Et ces gens de tenter de mettre des mots sur ce qui s'est passé lors du "Grand Boum". Outre la survie, leur quotidien tourne autour de la "les gendes d'Eusa" avec l'histoire d' "Adom le Ptitome", qu'ils se transmettent de générations en générations, de clans en clans au moyen d'un théâtre ambulant orchestré par le proto-gouvernement qui régit (enfin c'est une façon de parler) ce petit bout de l'"Anterre".
"Lâchevèque sest runi avec les genss d'Eusa ils ont touss enlvé leurs zabi et se sont tremêl ensemble tounus tort taillé comme un ni de serpents ils nomme ça cinq posyum."
Comme vous pouvez le concevoir, ce livre n'est pas facile à lire. En fait pour arriver à mettre des mots à nous sur cette langue, il faut le lire à voix haute dans sa tête. Cela ne vous donnera toutefois pas toutes les clés pour comprendre le contenu. Personnellement, j'ai eu l'impression d'être confrontée à la misère intellectuelle pendant 280 pages : leur univers, leur intellect est totalement étriqué et tourné dans une sorte de monomanie insupportable vers cette légende d'Eusa qui explique comment le Grand Boum est arrivé (c'est d'autant plus triste qu'en cours de lecture on apprend d'où vient réellement cette légende). A chaque page je me disais, "mais comment peuvent-ils être aussi naïfs ?", "comment peuvent-ils avoir oublié l'avant apocalypse à ce point ?". J'avais l'impression d'avoir affaire à des enfants qui essaient de jouer aux adultes, ne comprenant le plus souvent pas le sens des termes qu'ils utilisent.

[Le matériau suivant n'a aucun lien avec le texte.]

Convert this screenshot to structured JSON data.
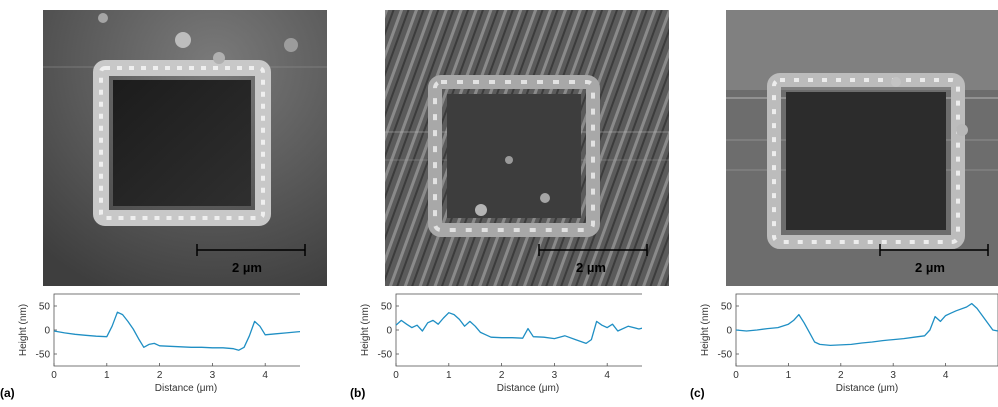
{
  "panels": [
    {
      "letter": "(a)",
      "scalebar": "2 µm"
    },
    {
      "letter": "(b)",
      "scalebar": "2 µm"
    },
    {
      "letter": "(c)",
      "scalebar": "2 µm"
    }
  ],
  "chart_data": [
    {
      "type": "line",
      "xlabel": "Distance (μm)",
      "ylabel": "Height (nm)",
      "xlim": [
        0,
        5
      ],
      "ylim": [
        -75,
        75
      ],
      "xticks": [
        0,
        1,
        2,
        3,
        4,
        5
      ],
      "yticks": [
        -50,
        0,
        50
      ],
      "grid": false,
      "series": [
        {
          "color": "#1f8fc4",
          "x": [
            0,
            0.2,
            0.4,
            0.6,
            0.8,
            1.0,
            1.1,
            1.2,
            1.3,
            1.4,
            1.5,
            1.6,
            1.7,
            1.8,
            1.9,
            2.0,
            2.2,
            2.4,
            2.6,
            2.8,
            3.0,
            3.2,
            3.4,
            3.5,
            3.6,
            3.7,
            3.8,
            3.9,
            4.0,
            4.1,
            4.2,
            4.4,
            4.6,
            4.8,
            5.0
          ],
          "y": [
            -2,
            -6,
            -9,
            -11,
            -13,
            -14,
            8,
            37,
            32,
            18,
            2,
            -18,
            -36,
            -30,
            -28,
            -33,
            -34,
            -35,
            -36,
            -36,
            -37,
            -37,
            -39,
            -42,
            -36,
            -12,
            18,
            8,
            -10,
            -9,
            -8,
            -6,
            -4,
            -2,
            0
          ]
        }
      ]
    },
    {
      "type": "line",
      "xlabel": "Distance (μm)",
      "ylabel": "Height (nm)",
      "xlim": [
        0,
        5
      ],
      "ylim": [
        -75,
        75
      ],
      "xticks": [
        0,
        1,
        2,
        3,
        4,
        5
      ],
      "yticks": [
        -50,
        0,
        50
      ],
      "grid": false,
      "series": [
        {
          "color": "#1f8fc4",
          "x": [
            0,
            0.1,
            0.2,
            0.3,
            0.4,
            0.5,
            0.6,
            0.7,
            0.8,
            0.9,
            1.0,
            1.1,
            1.2,
            1.3,
            1.4,
            1.5,
            1.6,
            1.7,
            1.8,
            2.0,
            2.2,
            2.4,
            2.5,
            2.6,
            2.8,
            3.0,
            3.2,
            3.4,
            3.6,
            3.7,
            3.8,
            3.9,
            4.0,
            4.1,
            4.2,
            4.4,
            4.6,
            4.8,
            5.0
          ],
          "y": [
            10,
            20,
            12,
            5,
            10,
            -2,
            15,
            20,
            12,
            25,
            36,
            32,
            22,
            8,
            18,
            8,
            -5,
            -10,
            -15,
            -16,
            -16,
            -17,
            3,
            -14,
            -15,
            -18,
            -12,
            -20,
            -28,
            -20,
            18,
            10,
            5,
            12,
            -2,
            8,
            2,
            8,
            -4
          ]
        }
      ]
    },
    {
      "type": "line",
      "xlabel": "Distance (μm)",
      "ylabel": "Height (nm)",
      "xlim": [
        0,
        5
      ],
      "ylim": [
        -75,
        75
      ],
      "xticks": [
        0,
        1,
        2,
        3,
        4
      ],
      "yticks": [
        -50,
        0,
        50
      ],
      "grid": false,
      "series": [
        {
          "color": "#1f8fc4",
          "x": [
            0,
            0.2,
            0.4,
            0.6,
            0.8,
            1.0,
            1.1,
            1.2,
            1.3,
            1.4,
            1.5,
            1.6,
            1.8,
            2.0,
            2.2,
            2.4,
            2.6,
            2.8,
            3.0,
            3.2,
            3.4,
            3.6,
            3.7,
            3.8,
            3.9,
            4.0,
            4.1,
            4.2,
            4.4,
            4.5,
            4.6,
            4.7,
            4.8,
            4.9,
            5.0
          ],
          "y": [
            0,
            -2,
            0,
            3,
            5,
            12,
            20,
            32,
            15,
            -5,
            -25,
            -30,
            -32,
            -31,
            -30,
            -27,
            -25,
            -22,
            -20,
            -18,
            -15,
            -12,
            0,
            28,
            18,
            30,
            35,
            40,
            48,
            55,
            45,
            30,
            15,
            0,
            -2
          ]
        }
      ]
    }
  ]
}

"Il dit de N° de l'art quantiel et du feu quantic il dit des N° croassants et les N° des croassants en plus on diré qu'il dit quelq chose à propos du Grand Boum."
Non seulement c'est effrayant, mais en plus c'est difficile à suivre. Je ne vous ferai donc pas l'affront de parler davantage de l'histoire car le fait que je n'en ai pas compris l'intérêt me laisse à penser que je n'en ai pas compris le fond. Ou alors peut-être qu'il n'y a rien d'autre derrière, je ne sais pas, juste une toute toute petite lueur "des spoirs". Mais dans tous les cas, le passé est perdu à tout jamais.
"Pluie encor l'en demain matin. Ya pluies et pluies. Celleci tombé de manyèr à te racher le queur et les spoirs"
J'ai écrit cette chronique une semaine après avoir terminé le livre et je n'arrive toujours pas à me décider si j'ai apprécié cette histoire ou pas. Ma lecture, non pas trop, sauf le début pour la curiosité et l'attrait de l'originalité de la langue mais elle a été trop laborieuse pour que je puisse dire que j'ai passé un agréable moment, et ce n'était de toute façon sans doute pas le but de l'auteur. Mais l'histoire c'est une autre paire de manches. Il est clair qu'elle ne m'a pas laissé indifférente mais le seul truc que j'arrive à garder en tête c'est cette désertification intellectuelle. C'est un peu comme l'histoire de Charlie dans Des fleurs pour Algernon sauf que c'est avec toute une civilisation que cela se passe... Et c'est triste à mourir.
A noter que le livre est complété par une préface de Will Self, une postface de l'auteur et un glossaire. Tous trois me semblent indispensables pour compléter la lecture.